The document further provides: “At the Effective Time, by virtue of the Bank Merger and without further act or deed:
“(a) all of the rights, privileges, immunities and franchises of Westport shall vest in and be possessed by Lafayette, as fully as the same were previously held and possessed by Westport, without change or diminution . . . and
“(c) all of Westport’s liabilities and obligations shall be assumed by Lafayette.”
During cross-examination, the defendant testified as follows:
“[The Plaintiffs Counsel]: Okay. You never revoked the Westport . . . guarantee, did you . . . ?
[The Defendant]: Not that I recall. I wouldn’t have known that that would be possible.”
In its memorandum of decision, the court stated: “The attorney trial referee found that despite the fact of the mergers of the banks, [the defendant’s] obligation under the guarantee had not been terminated by that series of events, notwithstanding the fact that they took place after he entered into the guarantee. This court has no basis to reject the findings by the attorney trial referee, as articulated and clarified.” We agree with the court that the referee properly found that the 1995 loan guarantee extended to the 1998 note.
“A reviewing authority may not substitute its findings for those of the trier of the facts. This principle applies no matter whether the reviewing authority is the Supreme Court ... the Appellate Court ... or the Superior Court reviewing the findings of . . . attorney trial referees.” (Internal quotation marks omitted.) TDS Painting & Restoration, Inc. v. Copper Beech Farm, Inc., 73 Conn. App. 492, 520-21, 808 A.2d 726, cert. denied, 262 Conn. 925, 814 A.2d 379 (2002).
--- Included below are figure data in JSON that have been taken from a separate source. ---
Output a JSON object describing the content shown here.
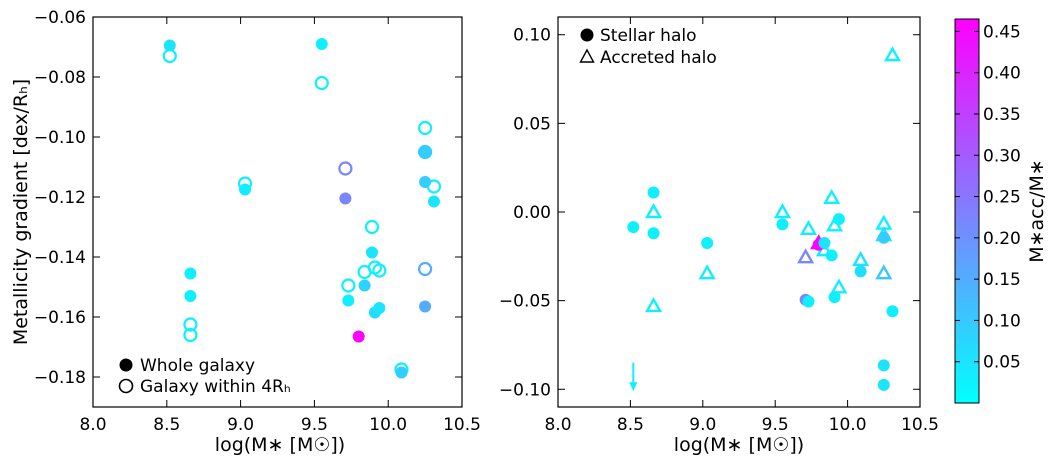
{
  "chart_data": [
    {
      "type": "scatter",
      "panel": "left",
      "xlabel": "log(M∗ [M☉])",
      "ylabel": "Metallicity gradient [dex/Rₕ]",
      "xlim": [
        8.0,
        10.5
      ],
      "ylim": [
        -0.19,
        -0.06
      ],
      "xticks": [
        "8.0",
        "8.5",
        "9.0",
        "9.5",
        "10.0",
        "10.5"
      ],
      "yticks": [
        "−0.06",
        "−0.08",
        "−0.10",
        "−0.12",
        "−0.14",
        "−0.16",
        "−0.18"
      ],
      "xtick_values": [
        8.0,
        8.5,
        9.0,
        9.5,
        10.0,
        10.5
      ],
      "ytick_values": [
        -0.06,
        -0.08,
        -0.1,
        -0.12,
        -0.14,
        -0.16,
        -0.18
      ],
      "legend_position": "bottom-left",
      "legend": [
        {
          "label": "Whole galaxy",
          "marker": "filled-circle"
        },
        {
          "label": "Galaxy within 4Rₕ",
          "marker": "open-circle"
        }
      ],
      "series": [
        {
          "name": "Whole galaxy",
          "marker": "filled-circle",
          "points": [
            {
              "x": 8.52,
              "y": -0.0695,
              "c": 0.05
            },
            {
              "x": 8.66,
              "y": -0.1455,
              "c": 0.03
            },
            {
              "x": 8.66,
              "y": -0.153,
              "c": 0.03
            },
            {
              "x": 9.03,
              "y": -0.1175,
              "c": 0.03
            },
            {
              "x": 9.55,
              "y": -0.069,
              "c": 0.03
            },
            {
              "x": 9.71,
              "y": -0.1205,
              "c": 0.22
            },
            {
              "x": 9.73,
              "y": -0.1545,
              "c": 0.03
            },
            {
              "x": 9.8,
              "y": -0.1665,
              "c": 0.46
            },
            {
              "x": 9.84,
              "y": -0.1495,
              "c": 0.08
            },
            {
              "x": 9.89,
              "y": -0.1385,
              "c": 0.05
            },
            {
              "x": 9.91,
              "y": -0.1585,
              "c": 0.06
            },
            {
              "x": 9.94,
              "y": -0.157,
              "c": 0.05
            },
            {
              "x": 10.09,
              "y": -0.1785,
              "c": 0.09
            },
            {
              "x": 10.25,
              "y": -0.105,
              "c": 0.09
            },
            {
              "x": 10.25,
              "y": -0.115,
              "c": 0.09
            },
            {
              "x": 10.25,
              "y": -0.1565,
              "c": 0.15
            },
            {
              "x": 10.31,
              "y": -0.1215,
              "c": 0.05
            }
          ]
        },
        {
          "name": "Galaxy within 4Rₕ",
          "marker": "open-circle",
          "points": [
            {
              "x": 8.52,
              "y": -0.073,
              "c": 0.03
            },
            {
              "x": 8.66,
              "y": -0.1625,
              "c": 0.03
            },
            {
              "x": 8.66,
              "y": -0.166,
              "c": 0.03
            },
            {
              "x": 9.03,
              "y": -0.1155,
              "c": 0.03
            },
            {
              "x": 9.55,
              "y": -0.082,
              "c": 0.03
            },
            {
              "x": 9.71,
              "y": -0.1105,
              "c": 0.22
            },
            {
              "x": 9.73,
              "y": -0.1495,
              "c": 0.03
            },
            {
              "x": 9.84,
              "y": -0.145,
              "c": 0.03
            },
            {
              "x": 9.89,
              "y": -0.13,
              "c": 0.03
            },
            {
              "x": 9.91,
              "y": -0.1435,
              "c": 0.03
            },
            {
              "x": 9.94,
              "y": -0.1445,
              "c": 0.03
            },
            {
              "x": 10.09,
              "y": -0.1775,
              "c": 0.03
            },
            {
              "x": 10.25,
              "y": -0.097,
              "c": 0.03
            },
            {
              "x": 10.25,
              "y": -0.105,
              "c": 0.09
            },
            {
              "x": 10.25,
              "y": -0.144,
              "c": 0.15
            },
            {
              "x": 10.31,
              "y": -0.1165,
              "c": 0.03
            }
          ]
        }
      ]
    },
    {
      "type": "scatter",
      "panel": "right",
      "xlabel": "log(M∗ [M☉])",
      "ylabel": "",
      "xlim": [
        8.0,
        10.5
      ],
      "ylim": [
        -0.11,
        0.11
      ],
      "xticks": [
        "8.0",
        "8.5",
        "9.0",
        "9.5",
        "10.0",
        "10.5"
      ],
      "yticks": [
        "0.10",
        "0.05",
        "0.00",
        "−0.05",
        "−0.10"
      ],
      "xtick_values": [
        8.0,
        8.5,
        9.0,
        9.5,
        10.0,
        10.5
      ],
      "ytick_values": [
        0.1,
        0.05,
        0.0,
        -0.05,
        -0.1
      ],
      "legend_position": "top-left",
      "legend": [
        {
          "label": "Stellar halo",
          "marker": "filled-circle"
        },
        {
          "label": "Accreted halo",
          "marker": "open-triangle"
        }
      ],
      "series": [
        {
          "name": "Stellar halo",
          "marker": "filled-circle",
          "points": [
            {
              "x": 8.52,
              "y": -0.0085,
              "c": 0.03
            },
            {
              "x": 8.66,
              "y": 0.011,
              "c": 0.03
            },
            {
              "x": 8.66,
              "y": -0.012,
              "c": 0.03
            },
            {
              "x": 9.03,
              "y": -0.0175,
              "c": 0.03
            },
            {
              "x": 9.55,
              "y": -0.007,
              "c": 0.03
            },
            {
              "x": 9.71,
              "y": -0.0495,
              "c": 0.22
            },
            {
              "x": 9.73,
              "y": -0.0505,
              "c": 0.03
            },
            {
              "x": 9.8,
              "y": -0.0185,
              "c": 0.46
            },
            {
              "x": 9.84,
              "y": -0.0175,
              "c": 0.05
            },
            {
              "x": 9.89,
              "y": -0.0245,
              "c": 0.03
            },
            {
              "x": 9.91,
              "y": -0.048,
              "c": 0.03
            },
            {
              "x": 9.94,
              "y": -0.004,
              "c": 0.03
            },
            {
              "x": 10.09,
              "y": -0.0335,
              "c": 0.06
            },
            {
              "x": 10.25,
              "y": -0.0145,
              "c": 0.09
            },
            {
              "x": 10.25,
              "y": -0.0865,
              "c": 0.05
            },
            {
              "x": 10.25,
              "y": -0.0975,
              "c": 0.05
            },
            {
              "x": 10.31,
              "y": -0.056,
              "c": 0.03
            }
          ]
        },
        {
          "name": "Accreted halo",
          "marker": "open-triangle",
          "points": [
            {
              "x": 8.66,
              "y": 0.0,
              "c": 0.03
            },
            {
              "x": 8.66,
              "y": -0.053,
              "c": 0.03
            },
            {
              "x": 9.03,
              "y": -0.0345,
              "c": 0.03
            },
            {
              "x": 9.55,
              "y": 0.0,
              "c": 0.03
            },
            {
              "x": 9.71,
              "y": -0.0255,
              "c": 0.22
            },
            {
              "x": 9.73,
              "y": -0.0095,
              "c": 0.03
            },
            {
              "x": 9.8,
              "y": -0.0175,
              "c": 0.46
            },
            {
              "x": 9.84,
              "y": -0.0215,
              "c": 0.03
            },
            {
              "x": 9.89,
              "y": 0.008,
              "c": 0.03
            },
            {
              "x": 9.91,
              "y": -0.0075,
              "c": 0.03
            },
            {
              "x": 9.94,
              "y": -0.0425,
              "c": 0.03
            },
            {
              "x": 10.09,
              "y": -0.027,
              "c": 0.05
            },
            {
              "x": 10.25,
              "y": -0.0065,
              "c": 0.03
            },
            {
              "x": 10.25,
              "y": -0.013,
              "c": 0.05
            },
            {
              "x": 10.25,
              "y": -0.0345,
              "c": 0.1
            },
            {
              "x": 10.31,
              "y": 0.0885,
              "c": 0.03
            }
          ]
        }
      ],
      "annotations": [
        {
          "type": "down-arrow",
          "x": 8.52,
          "y_from": -0.085,
          "y_to": -0.1
        }
      ]
    }
  ],
  "colorbar": {
    "label": "M∗acc/M∗",
    "range": [
      0.0,
      0.465
    ],
    "ticks": [
      "0.45",
      "0.40",
      "0.35",
      "0.30",
      "0.25",
      "0.20",
      "0.15",
      "0.10",
      "0.05"
    ],
    "tick_values": [
      0.45,
      0.4,
      0.35,
      0.3,
      0.25,
      0.2,
      0.15,
      0.1,
      0.05
    ],
    "colormap": "cool",
    "color_low": "#00ffff",
    "color_high": "#ff00ff"
  }
}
We also note that in Connecticut Bank & Trust, v. Wilcox, supra, 201 Conn. 571, the defendants executed a letter of guarantee on September 9, 1980, and the corporation did not execute the first of three promissory notes until April, 1981. The Supreme Court held that, despite this delay between the execution of the letter of guarantee and the execution of the line of credit, the guarantee was valid and binding. Id., 575-70. In this case, the 1995 loan guarantee was executed by the defendant as part of the 1995 loan transaction; therefore, there was no delay between the initial loan agreement and loan guarantee.